Они поднялись к Касбе, которая господствует над Агадиром.
К ним подошли маленькие берберские танцовщицы. Они были такие приветливые и ласковые — Барку показалось, что он оживает: сами того не зная, они приветят его вступление в жизнь. Взяв Барка за руки, они предложили ему чаю, очень мило, но так же, как предложили бы это всякому другому. Барк захотел рассказать им о своем воскресении. Они ласково смеялись. Они были рады за него, раз он был рад. Чтобы привести их в восторг, он добавил: «Я Мохаммед бен Лхаусин». Но это их и вовсе не удивило. У каждого человека есть имя, и многие возвращаются издалека…
И он снова потащил Абдаллаха в город. Он бродил возле еврейских лавчонок, смотрел на море, думал о том, что может идти куда хочет, что он свободен… Но свобода эта показалась ему горькой: она особенно ясно давала ему почувствовать, как он оторван от всех.
Прошел ребенок — и Барк погладил его по щеке. Ребенок улыбнулся. Это не был господский сын, которому льстят. Это был слабый ребенок, которого Барк одарил лаской. И он улыбался. Этот ребенок разбудил Барка — и благодаря слабому ребенку, который должен был ему улыбнуться, Барк ощутил немного свое значение на земле. Что-то зрело в его душе, и он шел теперь размашистым шагом.

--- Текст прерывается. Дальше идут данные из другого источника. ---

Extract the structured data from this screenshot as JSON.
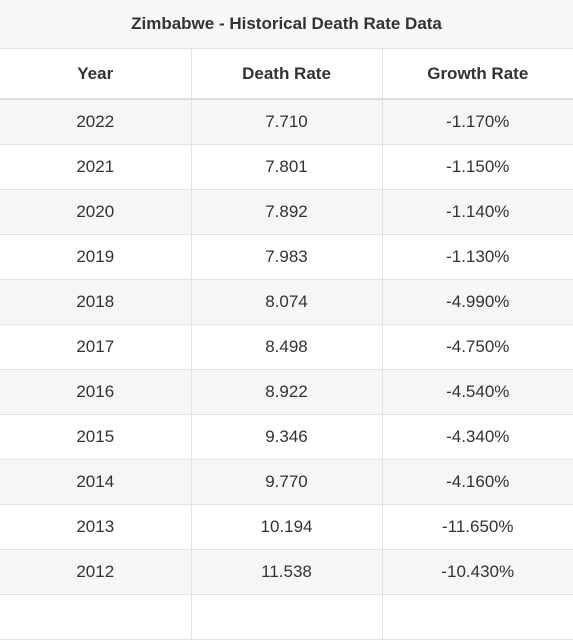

— Что ты ищешь? — спрашивал Абдаллах.
— Ничего, — отвечал Барк.
Но, наткнувшись за поворотом улицы на кучку играющих детей, он остановился. Это здесь. Он молча взглянул на них. Затем, отойдя к еврейским лавочкам, вернулся, нагруженный подарками. Абдаллах возмутился:
— Вот дурак, не трать же ты деньги!
Но Барк не слушал его. Он величественно сделал знак каждому. Маленькие ручки потянулись к игрушкам, браслетам, вышитым золотом туфлям. И каждый ребенок убегал, как дикарь, крепко зажав в руке свое сокровище.
Услышав об этом, другие агадирские дети прибежали к нему: Барк обул их в золотые туфли. И другие дети, уже из окрестностей Агадира, до которых тоже дошел слух, примчались с криками к черному богу и, вцепившись за его одежду раба, требовали своей доли. Барк разорялся.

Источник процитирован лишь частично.